A radiology specialist from Tennessee agrees. “Training is a problem. I am consistently expected to take on repairs of equipment I have no background in. I received training this year, but it has been over 4 years since the last school. The emphasis seems to be more on timely paperwork than competency.”

Barbara Christe, biomedical engineering technology program director, Indiana University/Purdue University, Indianapolis, and a 24×7 editorial advisory board member, says that the key to finding acceptable compensation may lie with being open to working in a new region.

“I do find that some graduates accept lower pay than they would prefer because they limit the employment options to one specific physical location. That is, they wish to work for the hospital that is close to their home, not a facility on the other side of the city. With those limitations in mind, it is not always possible to earn the best pay. As with any field, leaving an unsatisfactory position is the solution to underwhelming pay. For most BMETs [biomedical equipment technicians], networking with other BMETs to locate a new position (not always easy) can be the easiest remedy for unsatisfactory pay.”

Matt Baretich, president, Baretich Engineering, Fort Collins, Colo, and also a 24×7 editorial advisory board member, says he believes the profession is growing regarding its number of opportunities and its importance.

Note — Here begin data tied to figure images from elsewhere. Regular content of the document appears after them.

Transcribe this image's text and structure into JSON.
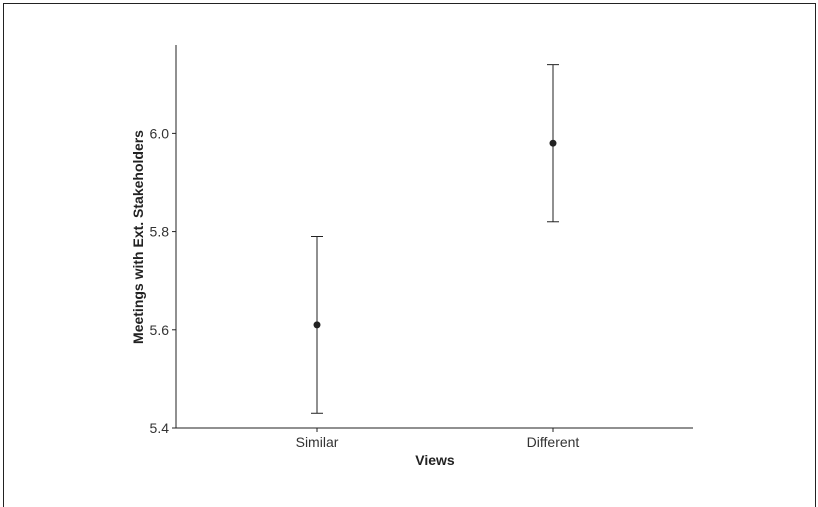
{
  "chart_data": {
    "type": "scatter",
    "title": "",
    "xlabel": "Views",
    "ylabel": "Meetings with Ext. Stakeholders",
    "categories": [
      "Similar",
      "Different"
    ],
    "series": [
      {
        "points": [
          {
            "x": "Similar",
            "y": 5.61,
            "lower": 5.43,
            "upper": 5.79
          },
          {
            "x": "Different",
            "y": 5.98,
            "lower": 5.82,
            "upper": 6.14
          }
        ]
      }
    ],
    "ylim": [
      5.4,
      6.18
    ],
    "yticks": [
      "5.4",
      "5.6",
      "5.8",
      "6.0"
    ],
    "grid": false,
    "error_bars": true
  },
  "colors": {
    "point": "#222222",
    "axis": "#222222"
  }
}
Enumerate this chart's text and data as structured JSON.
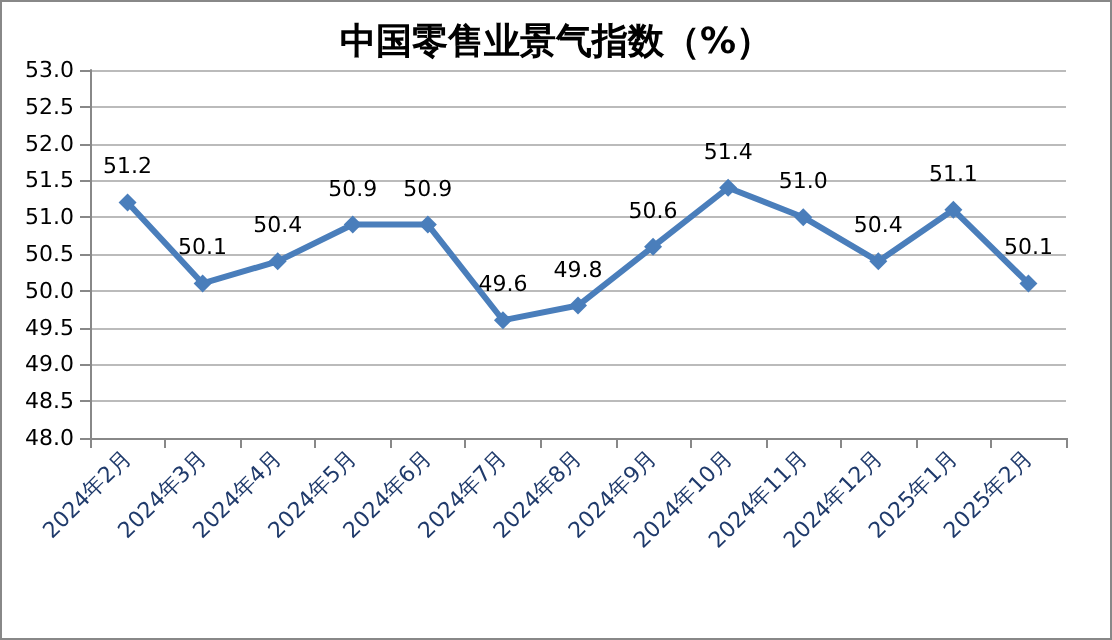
{
  "chart_data": {
    "type": "line",
    "title": "中国零售业景气指数（%）",
    "categories": [
      "2024年2月",
      "2024年3月",
      "2024年4月",
      "2024年5月",
      "2024年6月",
      "2024年7月",
      "2024年8月",
      "2024年9月",
      "2024年10月",
      "2024年11月",
      "2024年12月",
      "2025年1月",
      "2025年2月"
    ],
    "series": [
      {
        "color": "#4a7ebb",
        "values": [
          51.2,
          50.1,
          50.4,
          50.9,
          50.9,
          49.6,
          49.8,
          50.6,
          51.4,
          51.0,
          50.4,
          51.1,
          50.1
        ],
        "value_labels": [
          "51.2",
          "50.1",
          "50.4",
          "50.9",
          "50.9",
          "49.6",
          "49.8",
          "50.6",
          "51.4",
          "51.0",
          "50.4",
          "51.1",
          "50.1"
        ]
      }
    ],
    "ylim": [
      48,
      53
    ],
    "yticks": [
      {
        "value": 48,
        "label": "48.0"
      },
      {
        "value": 48.5,
        "label": "48.5"
      },
      {
        "value": 49,
        "label": "49.0"
      },
      {
        "value": 49.5,
        "label": "49.5"
      },
      {
        "value": 50,
        "label": "50.0"
      },
      {
        "value": 50.5,
        "label": "50.5"
      },
      {
        "value": 51,
        "label": "51.0"
      },
      {
        "value": 51.5,
        "label": "51.5"
      },
      {
        "value": 52,
        "label": "52.0"
      },
      {
        "value": 52.5,
        "label": "52.5"
      },
      {
        "value": 53,
        "label": "53.0"
      }
    ],
    "grid": "y",
    "marker": "diamond",
    "line_style": "solid"
  }
}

“Medical technology is an essential component of the health care delivery system. There will always be opportunities for professionals who can manage technology in support of safe and effective patient care. Clinical engineers and biomedical equipment technicians also need to manage their own careers. Lifelong learning, continuous professional development, creative long-term thinking, and openness to change are all essential.”

A South Atlantic CBET manager with 10–15 years’ experience says that the profession is rewarding to those who can see their work making a difference. “This profession is rewarding if you’re happy knowing you’ve done a good job. If you’re looking to have a nice pat on the back for a job well done, it’s probably not going to happen. I still hope to one day see this profession gain more recognition.” 24×7

Trey Clark is a contributing writer for 24×7.